ハルカトミユキ。ニューアルバムでどう成長したか(撮影・冨田味我)

 今年デビュー5周年を迎える2人組バンド「ハルカトミユキ」が6月28日に、通算3枚目となるアルバム『溜息の断面図』をリリースする。大学で出会ったハルカ(Vo、Gt)とミユキ(Key、Cho)は、2013年11月にフルアルバム『シアノタイプ』でメジャーデビュー。ライブ活動を精力的におこない、2015年には47都道府県ライブを成功させ、パフォーマンス力をさらに磨いた。今作では、前作『LOVELESS/ARTLESS』から10カ月という短い期間でのリリースとなる。ハルカはアルバム制作にとりかかった当初は作曲のスランプから抜け出せずにいたという。しかし、ひたすらアコースティックギターを弾き続けることで、みごとにそのトンネルを抜けたと話す。その状態の中、ミユキは彼女に寄り添いながらも、自分の独自性を活かすようになったという。一つの山を越えた2人に、ニューアルバムを通してどのような成長をとげたのかを語ってもらった。

悩みながらのスタート

ハルカ

――お2人は大学の同級生だそうですね。

ハルカ 大学で出会ったのですが、2人とも人付き合いが苦手で、バンドサークルなのに2人だけでの結成になりました(笑)。結局、卒業まで2人きりのままで活動していたのですが、バンドがやりたかったのでバンド形態にコンプレックスがあって。そこに少し対抗意識みたいなものがあったまま「アコースティックスタイルだけど、バンドみたいなことがやりたい」という思いでスタートしました。そこから2人で楽器を歪ませてみたりしながら、卒業・デビューして今年で5周年です。
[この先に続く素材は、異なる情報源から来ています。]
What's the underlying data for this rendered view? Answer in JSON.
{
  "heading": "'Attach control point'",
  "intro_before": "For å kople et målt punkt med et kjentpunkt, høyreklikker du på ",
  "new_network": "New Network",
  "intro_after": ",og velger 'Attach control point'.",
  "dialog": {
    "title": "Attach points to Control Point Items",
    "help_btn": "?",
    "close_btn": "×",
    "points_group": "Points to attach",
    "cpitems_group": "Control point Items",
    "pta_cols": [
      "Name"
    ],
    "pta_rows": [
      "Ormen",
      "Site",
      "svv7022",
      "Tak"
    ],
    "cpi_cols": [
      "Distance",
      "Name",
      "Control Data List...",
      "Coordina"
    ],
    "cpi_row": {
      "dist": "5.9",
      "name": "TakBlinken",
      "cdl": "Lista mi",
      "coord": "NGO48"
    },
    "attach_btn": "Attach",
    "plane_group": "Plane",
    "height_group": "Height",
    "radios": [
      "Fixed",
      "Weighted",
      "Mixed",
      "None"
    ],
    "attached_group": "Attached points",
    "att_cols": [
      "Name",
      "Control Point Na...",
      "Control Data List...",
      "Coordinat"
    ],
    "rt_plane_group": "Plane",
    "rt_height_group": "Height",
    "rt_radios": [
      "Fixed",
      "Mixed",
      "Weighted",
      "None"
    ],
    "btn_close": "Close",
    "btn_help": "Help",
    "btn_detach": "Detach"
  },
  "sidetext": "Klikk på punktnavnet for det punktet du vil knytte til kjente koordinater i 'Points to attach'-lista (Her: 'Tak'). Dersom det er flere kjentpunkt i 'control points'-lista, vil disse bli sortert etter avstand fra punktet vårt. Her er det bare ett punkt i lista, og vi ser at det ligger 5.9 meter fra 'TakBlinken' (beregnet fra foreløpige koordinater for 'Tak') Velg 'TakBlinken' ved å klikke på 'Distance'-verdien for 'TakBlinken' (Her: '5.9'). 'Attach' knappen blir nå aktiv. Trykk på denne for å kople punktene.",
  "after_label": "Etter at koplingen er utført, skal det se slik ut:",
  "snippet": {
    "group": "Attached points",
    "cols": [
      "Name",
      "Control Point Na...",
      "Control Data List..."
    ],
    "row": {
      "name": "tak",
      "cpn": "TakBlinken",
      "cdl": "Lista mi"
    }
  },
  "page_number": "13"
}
――当時、好きなアーティストの傾向は似ていたのですか?

ハルカ それは別に被っていなかったです。私はレディオヘッド(英バンド)と銀杏BOYZ、森田童子さんという、ちょっと不穏なサウンドとか毒気のある言葉が好きで、まず歌詞に惹かれて、大学に入ってから初めて曲を作りました。ミユキは小さい頃からピアノをやっていたのですが、初めて会ったとき「何が好きなの?」と聞いたら、「カート・コバーン(米バンド・ニルヴァーナのフロントマン)」と答えて。「この雰囲気でカート・コバーンが好きだなんて、変わった子だな」と思ったのが最初です。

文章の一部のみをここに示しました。